Le ministère français des Armées vient d’annoncer, le 2 juillet, la reprise de ses opérations conjointes avec les Forces armées maliennes (FAMa). ‘’A l’issue de consultations avec les autorités maliennes de transition et les pays de la région, la France prend acte des engagements des autorités maliennes de transition endossés par la Communauté économique des Etats de l’Afrique de l’Ouest (Cédéao). Elle a décidé la reprise des opérations militaires conjointes ainsi que des missions nationales de conseil, qui étaient suspendues depuis le 3 juin’’. Rient d’exprimé, cependant, au niveau du sommet, qui n’a pas mangé son chapeau mais a clos l’épisode du dépit. On se contente de varier les humeurs. Il faudra vérifier si les Maliens, les Africains et les Américains (qui veillent au grain) avaient pris l’alerte au sérieux. Ce n’est pas certain.

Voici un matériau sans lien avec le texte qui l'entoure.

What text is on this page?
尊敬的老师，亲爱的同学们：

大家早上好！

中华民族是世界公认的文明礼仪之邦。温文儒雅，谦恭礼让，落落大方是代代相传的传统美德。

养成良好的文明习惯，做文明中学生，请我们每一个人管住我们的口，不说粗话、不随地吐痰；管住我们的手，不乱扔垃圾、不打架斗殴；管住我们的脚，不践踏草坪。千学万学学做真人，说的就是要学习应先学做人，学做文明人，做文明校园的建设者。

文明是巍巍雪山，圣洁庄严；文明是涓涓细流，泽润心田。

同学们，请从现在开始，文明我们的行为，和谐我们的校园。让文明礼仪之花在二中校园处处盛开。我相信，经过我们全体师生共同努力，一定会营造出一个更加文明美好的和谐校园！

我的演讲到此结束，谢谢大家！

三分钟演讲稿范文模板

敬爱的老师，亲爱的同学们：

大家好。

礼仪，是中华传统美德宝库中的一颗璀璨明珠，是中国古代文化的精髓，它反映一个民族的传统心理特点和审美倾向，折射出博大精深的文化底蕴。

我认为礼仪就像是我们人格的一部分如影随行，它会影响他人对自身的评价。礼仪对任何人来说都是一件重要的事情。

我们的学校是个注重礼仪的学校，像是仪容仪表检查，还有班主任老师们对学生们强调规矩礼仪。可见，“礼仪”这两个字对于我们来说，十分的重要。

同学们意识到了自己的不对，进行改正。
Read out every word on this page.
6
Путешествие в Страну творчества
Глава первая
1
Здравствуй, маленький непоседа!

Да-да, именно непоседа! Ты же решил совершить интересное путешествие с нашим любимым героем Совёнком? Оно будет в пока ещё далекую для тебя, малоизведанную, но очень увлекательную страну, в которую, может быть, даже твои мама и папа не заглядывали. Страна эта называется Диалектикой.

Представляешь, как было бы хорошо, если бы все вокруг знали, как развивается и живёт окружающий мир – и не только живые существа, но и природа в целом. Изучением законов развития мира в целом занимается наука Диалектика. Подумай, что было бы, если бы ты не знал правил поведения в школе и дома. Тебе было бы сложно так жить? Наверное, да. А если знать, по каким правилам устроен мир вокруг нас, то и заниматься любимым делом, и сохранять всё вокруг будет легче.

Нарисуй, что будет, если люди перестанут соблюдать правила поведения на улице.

Le colonel Assimi Goïta, dictateur de son état à Bamako, sait trop bien que son pays constitue un théâtre crucial pour la stabilité euro-sahélienne et qu’il n’a donc pas trop à s’inquiéter, puisque – la chose a été dite sans fard – Barkhane y opère pour protéger le flanc Sud de l’Europe contre les nébuleuses jihadistes, pas vraiment pour sécuriser l’avenir des Maliens et de leurs voisins : le dispositif armé va donc rester sur théâtre. Il sait aussi qu’il sera bientôt reçu – discrètement – à l’Elysée et que ses hôtes, tout en empruntant opportunément à la culture de la ‘’FrançAfrique’’, sauront convaincre les Français qu’il y va de leur sécurité (une cause qui a bon dos). Ainsi, chacun y trouvera son compte : les putschistes se verront légitimés et les Français, rassurés. Quant aux militaires, au sein d’un Barkhane ‘’resserré’’, ils resteront branchés sur la logistique et le renseignement américain – il y là comme une mesure de sous-traitance – et hautement contributeurs à la cause européenne : ‘’La France reste pleinement engagée, avec ses alliés européens et américains, aux côtés des pays sahéliens et des missions internationales’’.

Au même moment, vingt ans d’intervention militaire massive et couteuse en Afghanistan des forces occidentales tournent au désastre absolu. Avant même le retrait des derniers échelons américains, les Talibans conduisent une offensive générale. Les institutions civiles mises en place pour les tenir à l’écart s’effondrent rapidement, l’armée de Kaboul se débande et certains de ses éléments s’enfuient même au Tadjikistan voisin ! L’Occident n’a toujours pas compris qu’une guerre idéologique n’est gagnable que par adhésion massive des populations et déploiement de moyens de développement humain. Occuper lourdement le terrain ne contribue qu’à rendre les armées étrangères insupportables. D’un autre côté, saturer le terrain d’investissements en ‘’soft power’’, en principe destinés à la population, peut aboutir au contraire à exacerber les inégalités, la corruption et les tensions idéologiques et sociales, si la gouvernance politique locale se révèle trop médiocre. Il peut y avoir de subtiles combinaisons de moyens et de pressions mais il n’existe aucune recette universelle. Ou elle reste à trouver. En revanche les sondages peuvent servir à pointer l’échec sûr et certain : ne pas insister alors. Sur cette base, nos hauts stratèges ont-ils tiré les leçons de Kaboul et préparé des plans B, C, D pour défendre le flanc sud de l’Europe contre le jihadisme ?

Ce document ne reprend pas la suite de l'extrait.